A Planeta, editora dos seus livros (também em Portugal), publicou: “Hoje é um dia triste para toda a equipa que o conheceu e trabalhou com ele durante 20 anos, nos quais se forjou uma amizade que transcende o profissional.” Quem desaparece, acrescentou, é “um dos melhores romancistas contemporâneos”.
Ruiz Zafón era muito conhecido pelo romance “A Sombra do Vento”, de 2001, traduzido para mais de 50 línguas, e que vendeu acima de 10 milhões de exemplares. Este livro foi selecionado, em 2007, por 81 escritores e críticos latino-americanos e espanhóis para uma lista dos 100 melhores livros da língua espanhola dos últimos 25 anos. Sete anos depois deste best-seller, o autor escreveria “O Jogo do Anjo”, que despachou 230 mil exemplares no primeiro fim de semana após o lançamento. Os romances seguintes - “O Prisioneiro do céu” e “O Labirinto dos Espíritos” (com uma primeira edição de nada menos que 700 mil exemplares) - foram intercalados por dois volumes de contos. Em 2006, Zafón venceu o Prémio Correntes d’Escritas.
Nascido em Barcelona a 25 de setembro de 1964, Carlos Ruiz Zafón passou a infância num apartamento próximo à basílica da Sagrada Família. Iniciou-se na literatura juvenil com a Trilogia da Névoa, três livros redigidos entre 1993 e 1995. O facto de ter escolhido a literatura após uma incursão na publicidade e no cinema - e de ter continuado a trabalhar ativamente nesta indústria como redator de guiões - marcou fortemente a sua escrita e a construção dos seus romances, além da presença de elementos fantásticos e o tom de aventura.
Ao jornal “El País”, em 2008, declarou sobre o seu percurso literário: “Tem muito de guionista; e muito menos de publicitário.
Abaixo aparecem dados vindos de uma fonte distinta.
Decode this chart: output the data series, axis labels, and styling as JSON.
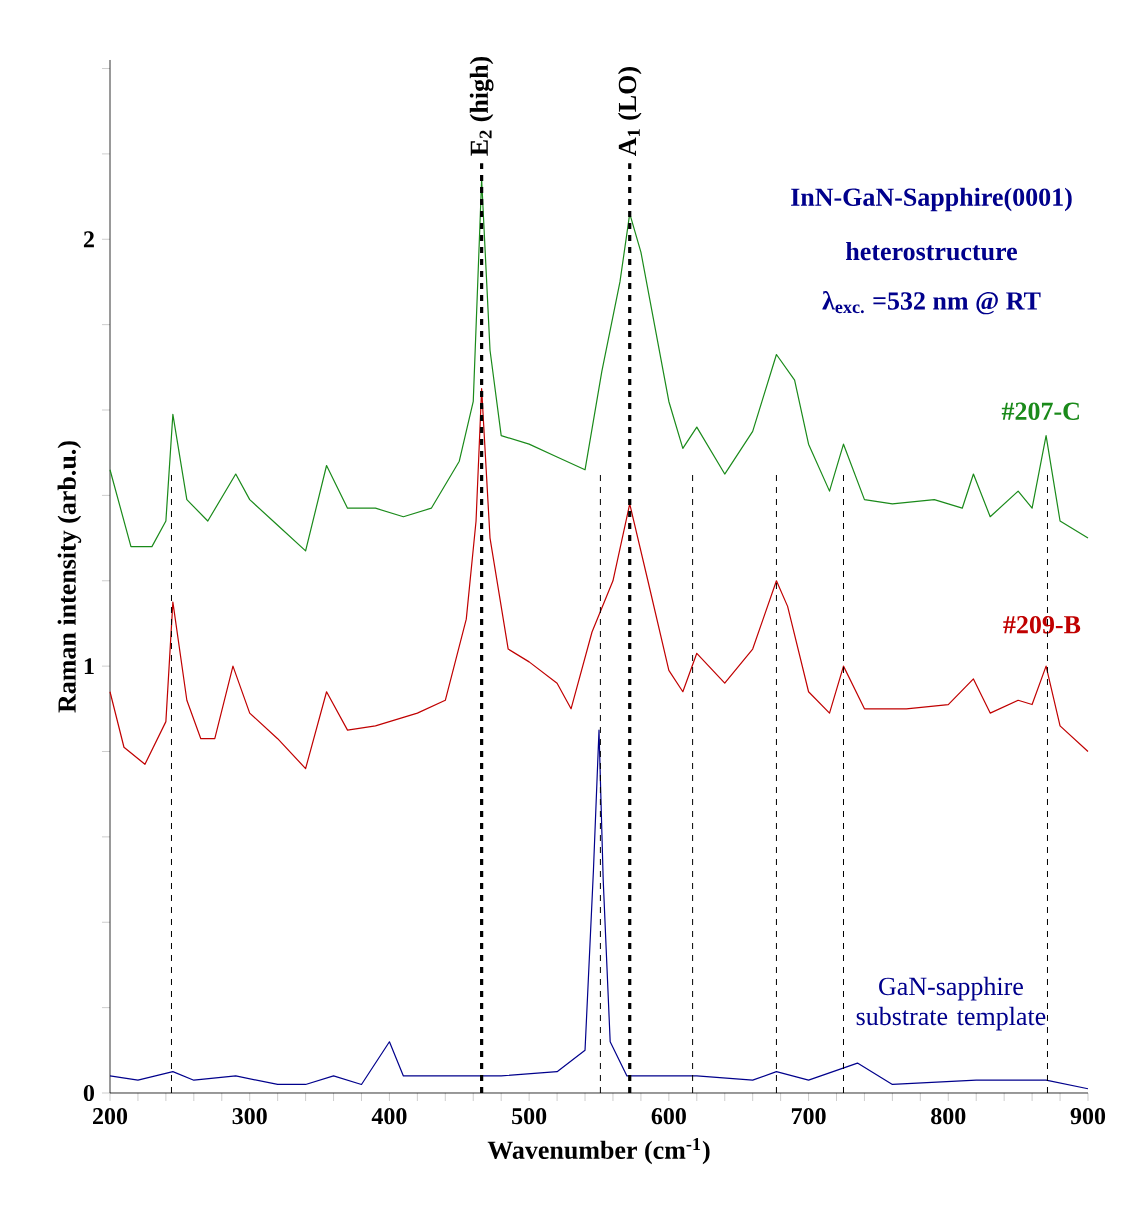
{
  "chart_data": {
    "type": "line",
    "xlabel": "Wavenumber (cm$^{-1}$)",
    "ylabel": "Raman intensity (arb.u.)",
    "xlim": [
      200,
      900
    ],
    "ylim": [
      0,
      2.42
    ],
    "xticks": [
      200,
      {
        "value": 220,
        "label": null
      },
      {
        "value": 240,
        "label": null
      },
      {
        "value": 260,
        "label": null
      },
      {
        "value": 280,
        "label": null
      },
      300,
      {
        "value": 320,
        "label": null
      },
      {
        "value": 340,
        "label": null
      },
      {
        "value": 360,
        "label": null
      },
      {
        "value": 380,
        "label": null
      },
      400,
      {
        "value": 420,
        "label": null
      },
      {
        "value": 440,
        "label": null
      },
      {
        "value": 460,
        "label": null
      },
      {
        "value": 480,
        "label": null
      },
      500,
      {
        "value": 520,
        "label": null
      },
      {
        "value": 540,
        "label": null
      },
      {
        "value": 560,
        "label": null
      },
      {
        "value": 580,
        "label": null
      },
      600,
      {
        "value": 620,
        "label": null
      },
      {
        "value": 640,
        "label": null
      },
      {
        "value": 660,
        "label": null
      },
      {
        "value": 680,
        "label": null
      },
      700,
      {
        "value": 720,
        "label": null
      },
      {
        "value": 740,
        "label": null
      },
      {
        "value": 760,
        "label": null
      },
      {
        "value": 780,
        "label": null
      },
      800,
      {
        "value": 820,
        "label": null
      },
      {
        "value": 840,
        "label": null
      },
      {
        "value": 860,
        "label": null
      },
      {
        "value": 880,
        "label": null
      },
      900
    ],
    "yticks": [
      0,
      {
        "value": 0.2,
        "label": null
      },
      {
        "value": 0.4,
        "label": null
      },
      {
        "value": 0.6,
        "label": null
      },
      {
        "value": 0.8,
        "label": null
      },
      1,
      {
        "value": 1.2,
        "label": null
      },
      {
        "value": 1.4,
        "label": null
      },
      {
        "value": 1.6,
        "label": null
      },
      {
        "value": 1.8,
        "label": null
      },
      2,
      {
        "value": 2.2,
        "label": null
      },
      {
        "value": 2.4,
        "label": null
      }
    ],
    "series": [
      {
        "name": "#207-C",
        "color": "#1a8a1a",
        "x": [
          200,
          215,
          230,
          240,
          245,
          255,
          270,
          290,
          300,
          320,
          340,
          355,
          370,
          390,
          410,
          430,
          450,
          460,
          466,
          472,
          480,
          500,
          520,
          540,
          552,
          565,
          572,
          580,
          600,
          610,
          620,
          640,
          660,
          677,
          690,
          700,
          715,
          725,
          740,
          760,
          790,
          810,
          818,
          830,
          850,
          860,
          870,
          880,
          900
        ],
        "values": [
          1.46,
          1.28,
          1.28,
          1.34,
          1.59,
          1.39,
          1.34,
          1.45,
          1.39,
          1.33,
          1.27,
          1.47,
          1.37,
          1.37,
          1.35,
          1.37,
          1.48,
          1.62,
          2.14,
          1.74,
          1.54,
          1.52,
          1.49,
          1.46,
          1.69,
          1.9,
          2.06,
          1.97,
          1.62,
          1.51,
          1.56,
          1.45,
          1.55,
          1.73,
          1.67,
          1.52,
          1.41,
          1.52,
          1.39,
          1.38,
          1.39,
          1.37,
          1.45,
          1.35,
          1.41,
          1.37,
          1.54,
          1.34,
          1.3
        ]
      },
      {
        "name": "#209-B",
        "color": "#c00000",
        "x": [
          200,
          210,
          225,
          240,
          245,
          255,
          265,
          275,
          288,
          300,
          320,
          340,
          355,
          370,
          390,
          420,
          440,
          455,
          462,
          466,
          472,
          485,
          500,
          520,
          530,
          545,
          560,
          572,
          585,
          600,
          610,
          620,
          640,
          660,
          677,
          685,
          700,
          715,
          725,
          740,
          770,
          800,
          818,
          830,
          850,
          860,
          870,
          880,
          900
        ],
        "values": [
          0.94,
          0.81,
          0.77,
          0.87,
          1.15,
          0.92,
          0.83,
          0.83,
          1.0,
          0.89,
          0.83,
          0.76,
          0.94,
          0.85,
          0.86,
          0.89,
          0.92,
          1.11,
          1.34,
          1.65,
          1.3,
          1.04,
          1.01,
          0.96,
          0.9,
          1.08,
          1.2,
          1.38,
          1.2,
          0.99,
          0.94,
          1.03,
          0.96,
          1.04,
          1.2,
          1.14,
          0.94,
          0.89,
          1.0,
          0.9,
          0.9,
          0.91,
          0.97,
          0.89,
          0.92,
          0.91,
          1.0,
          0.86,
          0.8
        ]
      },
      {
        "name": "GaN-sapphire substrate template",
        "color": "#00008c",
        "x": [
          200,
          220,
          245,
          260,
          290,
          320,
          340,
          360,
          380,
          400,
          410,
          440,
          480,
          520,
          540,
          546,
          550,
          553,
          558,
          570,
          600,
          620,
          660,
          677,
          700,
          735,
          760,
          820,
          870,
          900
        ],
        "values": [
          0.04,
          0.03,
          0.05,
          0.03,
          0.04,
          0.02,
          0.02,
          0.04,
          0.02,
          0.12,
          0.04,
          0.04,
          0.04,
          0.05,
          0.1,
          0.52,
          0.85,
          0.5,
          0.12,
          0.04,
          0.04,
          0.04,
          0.03,
          0.05,
          0.03,
          0.07,
          0.02,
          0.03,
          0.03,
          0.01
        ]
      }
    ],
    "ref_lines": [
      {
        "axis": "x",
        "value": 244,
        "color": "#000000",
        "line_style": "dashed"
      },
      {
        "axis": "x",
        "value": 466,
        "label": "E$_{2}$ (high)",
        "color": "#000000",
        "line_style": "dashed"
      },
      {
        "axis": "x",
        "value": 551,
        "color": "#000000",
        "line_style": "dashed"
      },
      {
        "axis": "x",
        "value": 572,
        "label": "A$_{1}$ (LO)",
        "color": "#000000",
        "line_style": "dashed"
      },
      {
        "axis": "x",
        "value": 617,
        "color": "#000000",
        "line_style": "dashed"
      },
      {
        "axis": "x",
        "value": 677,
        "color": "#000000",
        "line_style": "dashed"
      },
      {
        "axis": "x",
        "value": 725,
        "color": "#000000",
        "line_style": "dashed"
      },
      {
        "axis": "x",
        "value": 871,
        "color": "#000000",
        "line_style": "dashed"
      }
    ],
    "annotations": [
      "InN-GaN-Sapphire(0001)",
      "heterostructure",
      "λ$_{exc.}$ =532 nm @ RT"
    ]
  }
}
A publicidade foi o meu primeiro trabalho, tinha 19 ou 20 anos, e sim, comecei como copywriter e acabei diretor criativo; aprendi muito e consegui ganhar a vida.... Muitos escritores, como Don Delillo, trabalharam em publicidade porque esta roça a literatura. Aprendes a linguagem, as palavras como imagens. É equivalente aos romancistas que um dia foram jornalistas. Michael Connely, que me interessa muito, foi jornalista de justiça em Los Angeles e sem essa formação a sua literatura seria muito diferente. Porém, o que tem impacto na minha obra – e nunca é referido - é o meu trabalho cinematográfico".
Presença rara em festivais literários e homem avesso às aparições públicas, disse: “O suposto mundinho literário é 1% literário e 99% mundinho”. Sobre a forma como escreve, descreveu: “O meu método de trabalho está dividido por camadas. Escrevo como se faz um filme, em três fases. A primeira é a pré-produção, da criação do mapa do que vou fazer, embora ao começar a fazê-lo me aperceba de que terei de mudar tudo. Depois vem a rodagem: recolher os elementos com os que será feito o filme. Então, enquanto escrevo, atravesso camadas e camadas de profundidade, e começo a modificar as coisas. É nessa fase que me pergunto: ‘E se mudar a linguagem e o estilo?’ Aí crio o problema, que para o leitor há de ser invisível: ele há de ler como água, tudo tem de lhe parecer fácil. Mas para isso é preciso muito trabalho.”